Hi Lutz,
>But the 700 km/h mark was way beyond the capabilities of the early prototypes.
I've got a page from Arado here that quotes 714 km/h for a BMW801-engined prototype with small wing and just 3200 kg take-off weight. The same information is repeated in the shape of a Flugzeug-Kennblatt for the Fw 190V5k in Hermann et al.'s "Fw 190 A".
Since Arado tested the A-2 and arrived at a 650 km/h top speed with 3778 kg and the big wing, the prototype speed doesn't strike me as exaggerated, regardless of whether it's calculated or flight test performance. The 3200 kg small-wing prototype has more of a record plane than of a fighter, so its speed is mostly irrelevant anyway.
(For perspective: Gollob's test of an operational A-2 versus a Me 109F-4 resulted in a superiority of the latter above 4500 m. That means the A-2 lost roughly 30 - 40 km/h compared to the Arado report.

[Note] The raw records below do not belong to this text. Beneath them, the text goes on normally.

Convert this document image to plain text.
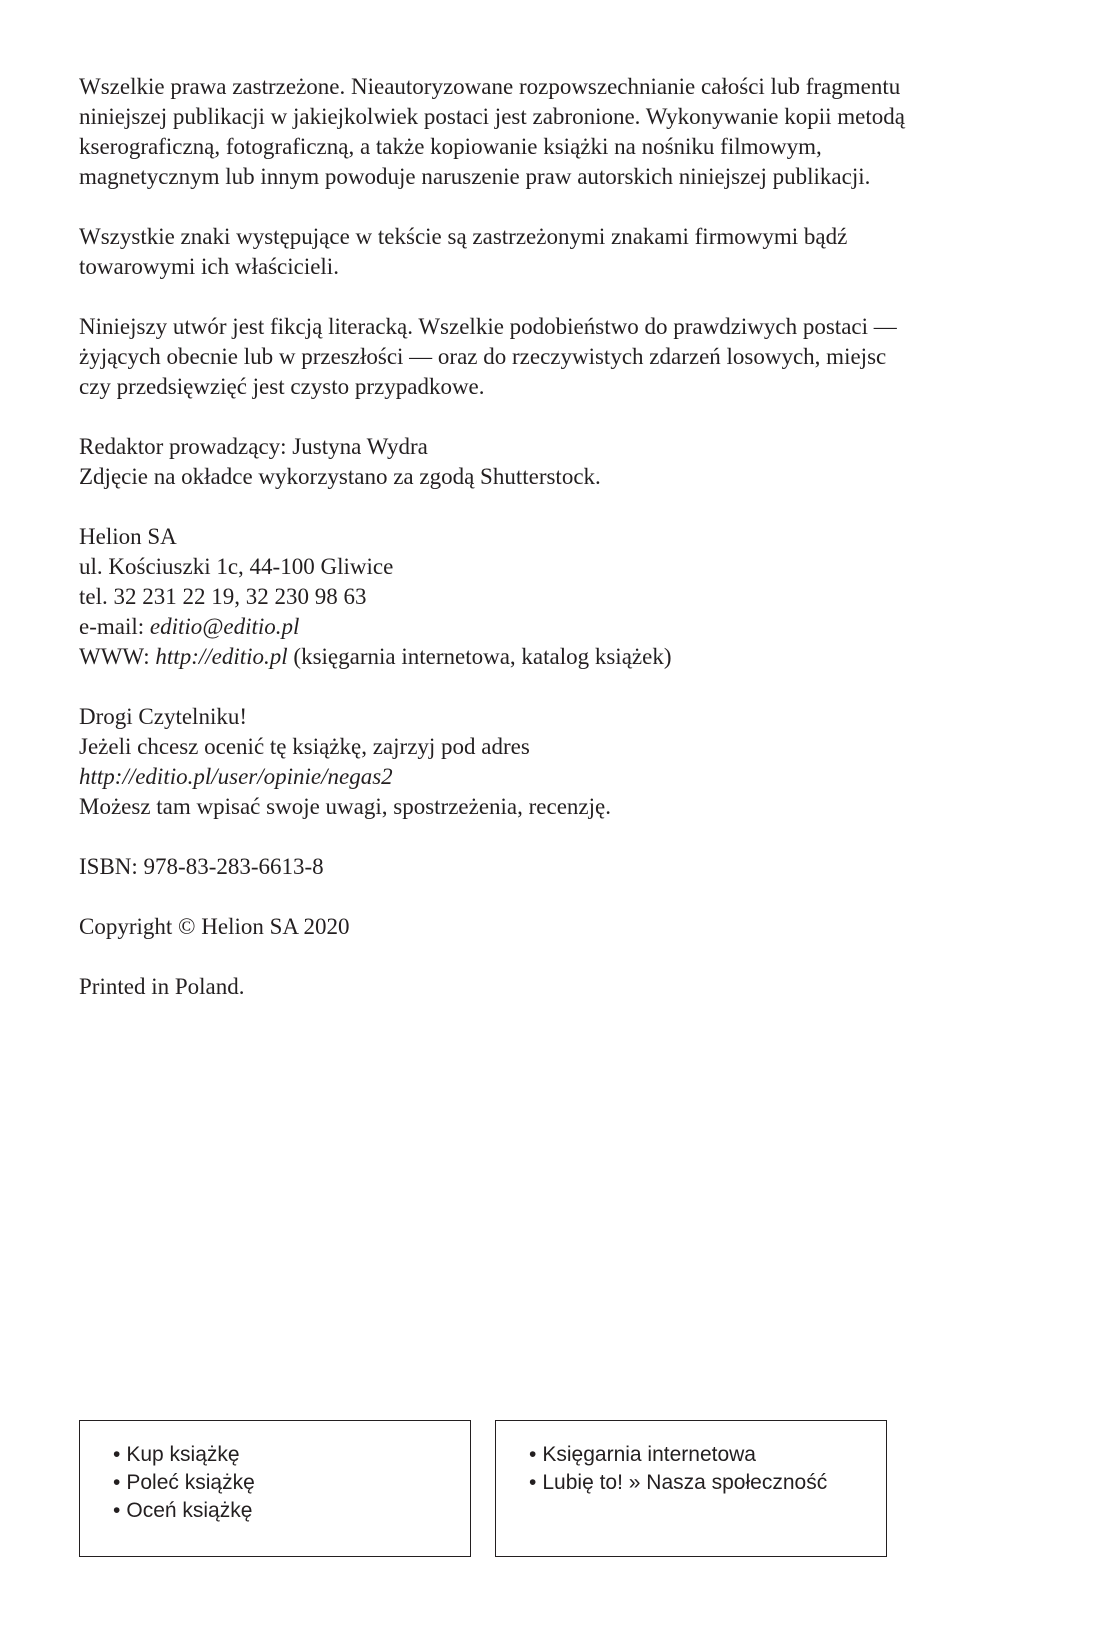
Wszelkie prawa zastrzeżone. Nieautoryzowane rozpowszechnianie całości lub fragmentu
niniejszej publikacji w jakiejkolwiek postaci jest zabronione. Wykonywanie kopii metodą
kserograficzną, fotograficzną, a także kopiowanie książki na nośniku filmowym,
magnetycznym lub innym powoduje naruszenie praw autorskich niniejszej publikacji.

Wszystkie znaki występujące w tekście są zastrzeżonymi znakami firmowymi bądź
towarowymi ich właścicieli.

Niniejszy utwór jest fikcją literacką. Wszelkie podobieństwo do prawdziwych postaci —
żyjących obecnie lub w przeszłości — oraz do rzeczywistych zdarzeń losowych, miejsc
czy przedsięwzięć jest czysto przypadkowe.

Redaktor prowadzący: Justyna Wydra
Zdjęcie na okładce wykorzystano za zgodą Shutterstock.

Helion SA
ul. Kościuszki 1c, 44-100 Gliwice
tel. 32 231 22 19, 32 230 98 63
e-mail: editio@editio.pl
WWW: http://editio.pl (księgarnia internetowa, katalog książek)

Drogi Czytelniku!
Jeżeli chcesz ocenić tę książkę, zajrzyj pod adres
http://editio.pl/user/opinie/negas2
Możesz tam wpisać swoje uwagi, spostrzeżenia, recenzję.

ISBN: 978-83-283-6613-8

Copyright © Helion SA 2020

Printed in Poland.

• Kup książkę
• Poleć książkę
• Oceń książkę
• Księgarnia internetowa
• Lubię to! » Nasza społeczność
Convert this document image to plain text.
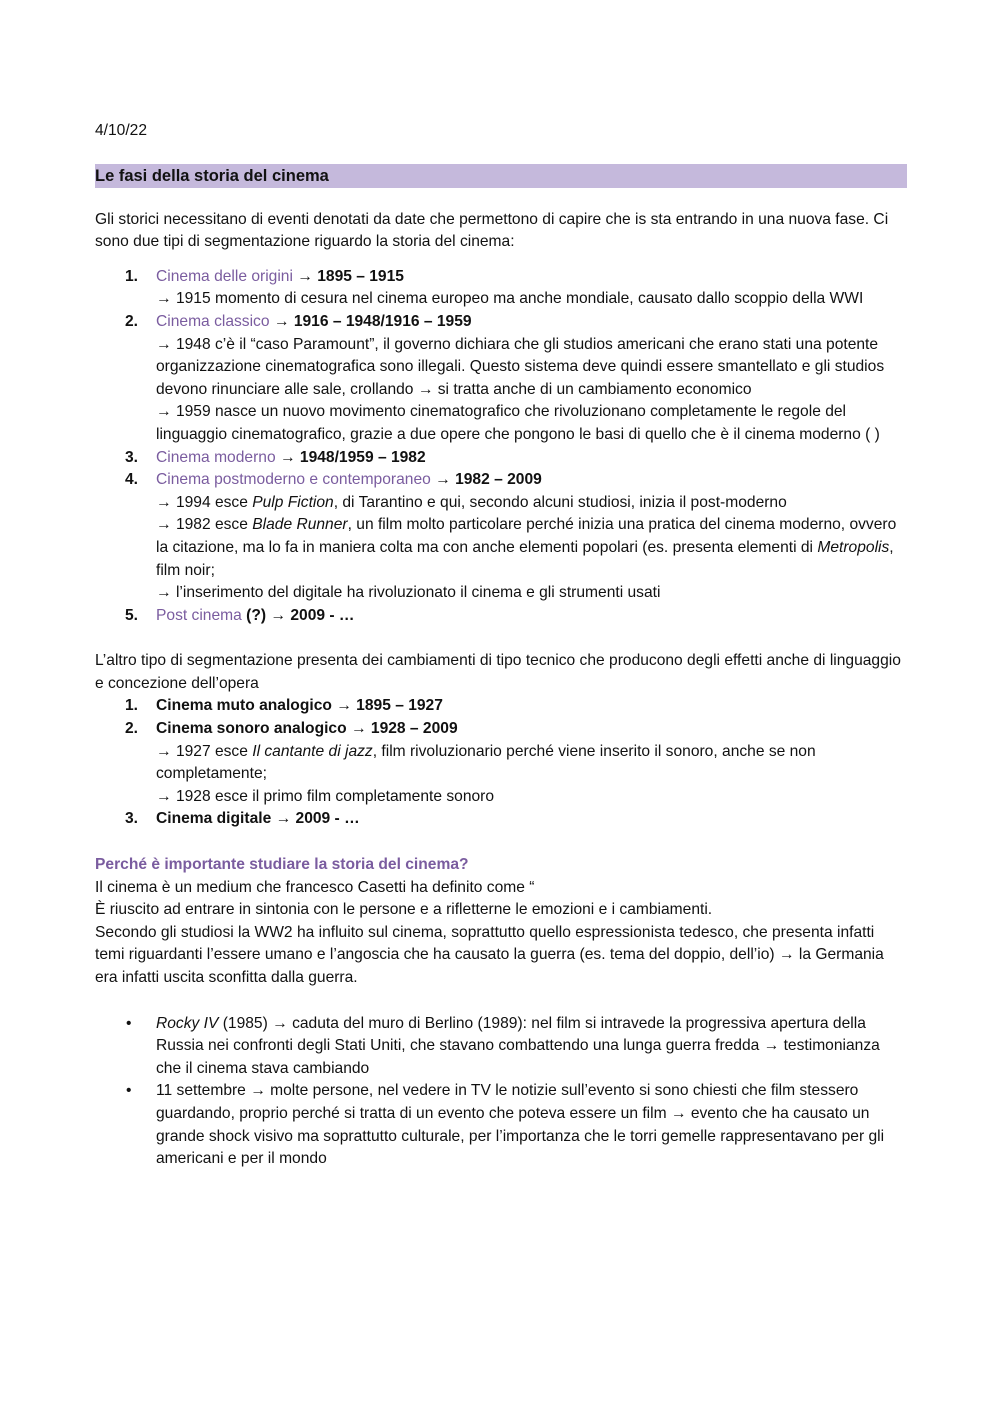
4/10/22

Le fasi della storia del cinema

Gli storici necessitano di eventi denotati da date che permettono di capire che is sta entrando in una nuova fase. Ci sono due tipi di segmentazione riguardo la storia del cinema:

1. Cinema delle origini → 1895 – 1915
→ 1915 momento di cesura nel cinema europeo ma anche mondiale, causato dallo scoppio della WWI
2. Cinema classico → 1916 – 1948/1916 – 1959
→ 1948 c’è il “caso Paramount”, il governo dichiara che gli studios americani che erano stati una potente organizzazione cinematografica sono illegali. Questo sistema deve quindi essere smantellato e gli studios devono rinunciare alle sale, crollando → si tratta anche di un cambiamento economico
→ 1959 nasce un nuovo movimento cinematografico che rivoluzionano completamente le regole del linguaggio cinematografico, grazie a due opere che pongono le basi di quello che è il cinema moderno ( )
3. Cinema moderno → 1948/1959 – 1982
4. Cinema postmoderno e contemporaneo → 1982 – 2009
→ 1994 esce Pulp Fiction, di Tarantino e qui, secondo alcuni studiosi, inizia il post-moderno
→ 1982 esce Blade Runner, un film molto particolare perché inizia una pratica del cinema moderno, ovvero la citazione, ma lo fa in maniera colta ma con anche elementi popolari (es. presenta elementi di Metropolis, film noir;
→ l’inserimento del digitale ha rivoluzionato il cinema e gli strumenti usati
5. Post cinema (?) → 2009 - …

L’altro tipo di segmentazione presenta dei cambiamenti di tipo tecnico che producono degli effetti anche di linguaggio e concezione dell’opera

1. Cinema muto analogico → 1895 – 1927
2. Cinema sonoro analogico → 1928 – 2009
→ 1927 esce Il cantante di jazz, film rivoluzionario perché viene inserito il sonoro, anche se non completamente;
→ 1928 esce il primo film completamente sonoro
3. Cinema digitale → 2009 - …

Perché è importante studiare la storia del cinema?

Il cinema è un medium che francesco Casetti ha definito come “

È riuscito ad entrare in sintonia con le persone e a rifletterne le emozioni e i cambiamenti.

Secondo gli studiosi la WW2 ha influito sul cinema, soprattutto quello espressionista tedesco, che presenta infatti temi riguardanti l’essere umano e l’angoscia che ha causato la guerra (es. tema del doppio, dell’io) → la Germania era infatti uscita sconfitta dalla guerra.

• Rocky IV (1985) → caduta del muro di Berlino (1989): nel film si intravede la progressiva apertura della Russia nei confronti degli Stati Uniti, che stavano combattendo una lunga guerra fredda → testimonianza che il cinema stava cambiando
• 11 settembre → molte persone, nel vedere in TV le notizie sull’evento si sono chiesti che film stessero guardando, proprio perché si tratta di un evento che poteva essere un film → evento che ha causato un grande shock visivo ma soprattutto culturale, per l’importanza che le torri gemelle rappresentavano per gli americani e per il mondo
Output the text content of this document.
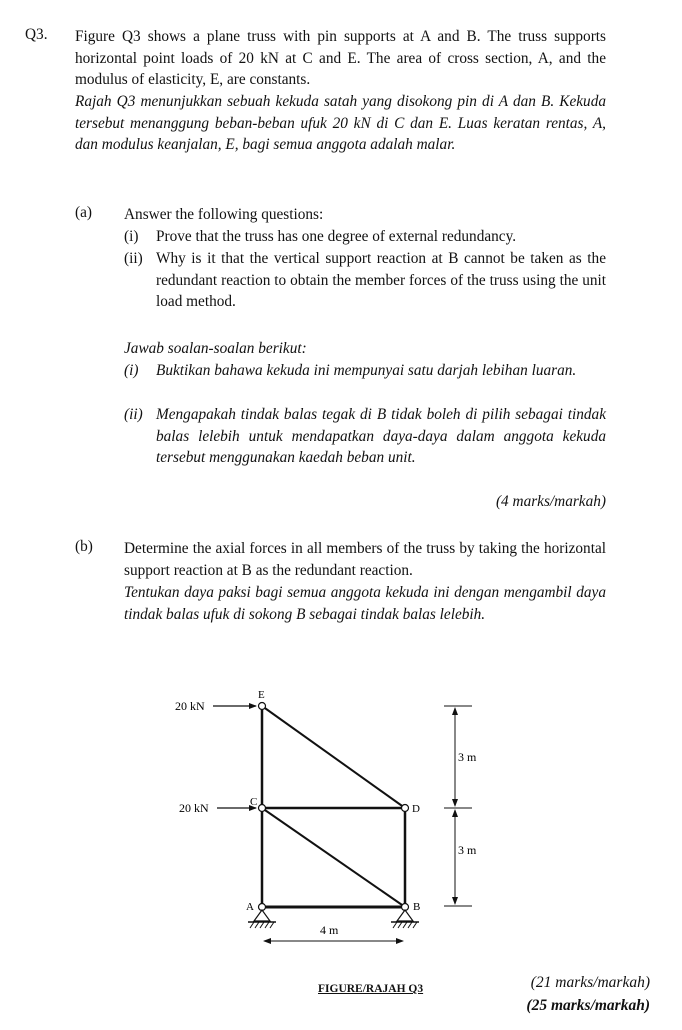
Q3. Figure Q3 shows a plane truss with pin supports at A and B. The truss supports horizontal point loads of 20 kN at C and E. The area of cross section, A, and the modulus of elasticity, E, are constants.

Rajah Q3 menunjukkan sebuah kekuda satah yang disokong pin di A dan B. Kekuda tersebut menanggung beban-beban ufuk 20 kN di C dan E. Luas keratan rentas, A, dan modulus keanjalan, E, bagi semua anggota adalah malar.

(a) Answer the following questions:
(i) Prove that the truss has one degree of external redundancy.
(ii) Why is it that the vertical support reaction at B cannot be taken as the redundant reaction to obtain the member forces of the truss using the unit load method.
Jawab soalan-soalan berikut:
(i) Buktikan bahawa kekuda ini mempunyai satu darjah lebihan luaran.
(ii) Mengapakah tindak balas tegak di B tidak boleh di pilih sebagai tindak balas lelebih untuk mendapatkan daya-daya dalam anggota kekuda tersebut menggunakan kaedah beban unit.
(4 marks/markah)
(b) Determine the axial forces in all members of the truss by taking the horizontal support reaction at B as the redundant reaction.
Tentukan daya paksi bagi semua anggota kekuda ini dengan mengambil daya tindak balas ufuk di sokong B sebagai tindak balas lelebih.
20 kN
20 kN
E
C
D
A	B
3 m
3 m
4 m
FIGURE/RAJAH Q3	(21 marks/markah)
(25 marks/markah)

The BMW801C gave a lot of problems in frontline service, and obviously it had to be run at reduced power.)
>I assume that the US-tested A5 was a "clean" A5 fighter, meaning it had just the inner wing guns and the cowl guns and no ETC racks.
Than the plane would be something like 250-300kg lighter than a D9 with a takeoff weight of 4250-4300kgs.
The A-5 had no guns or bomb racks at all, but weight was adjusted to 3875 kg which seems correct for a 2-cannon A-5. Focke-Wulf gave the weight of a 4-cannon A-5 (with 90 rounds per MG FF) as 4000 kg and the top speed as 656 km/h. (The Focke-Wulf speed chart isn't that accurate - it's the one meant as example for the compressiblity error of the airspeed indicator. It has been discussed on this board before.)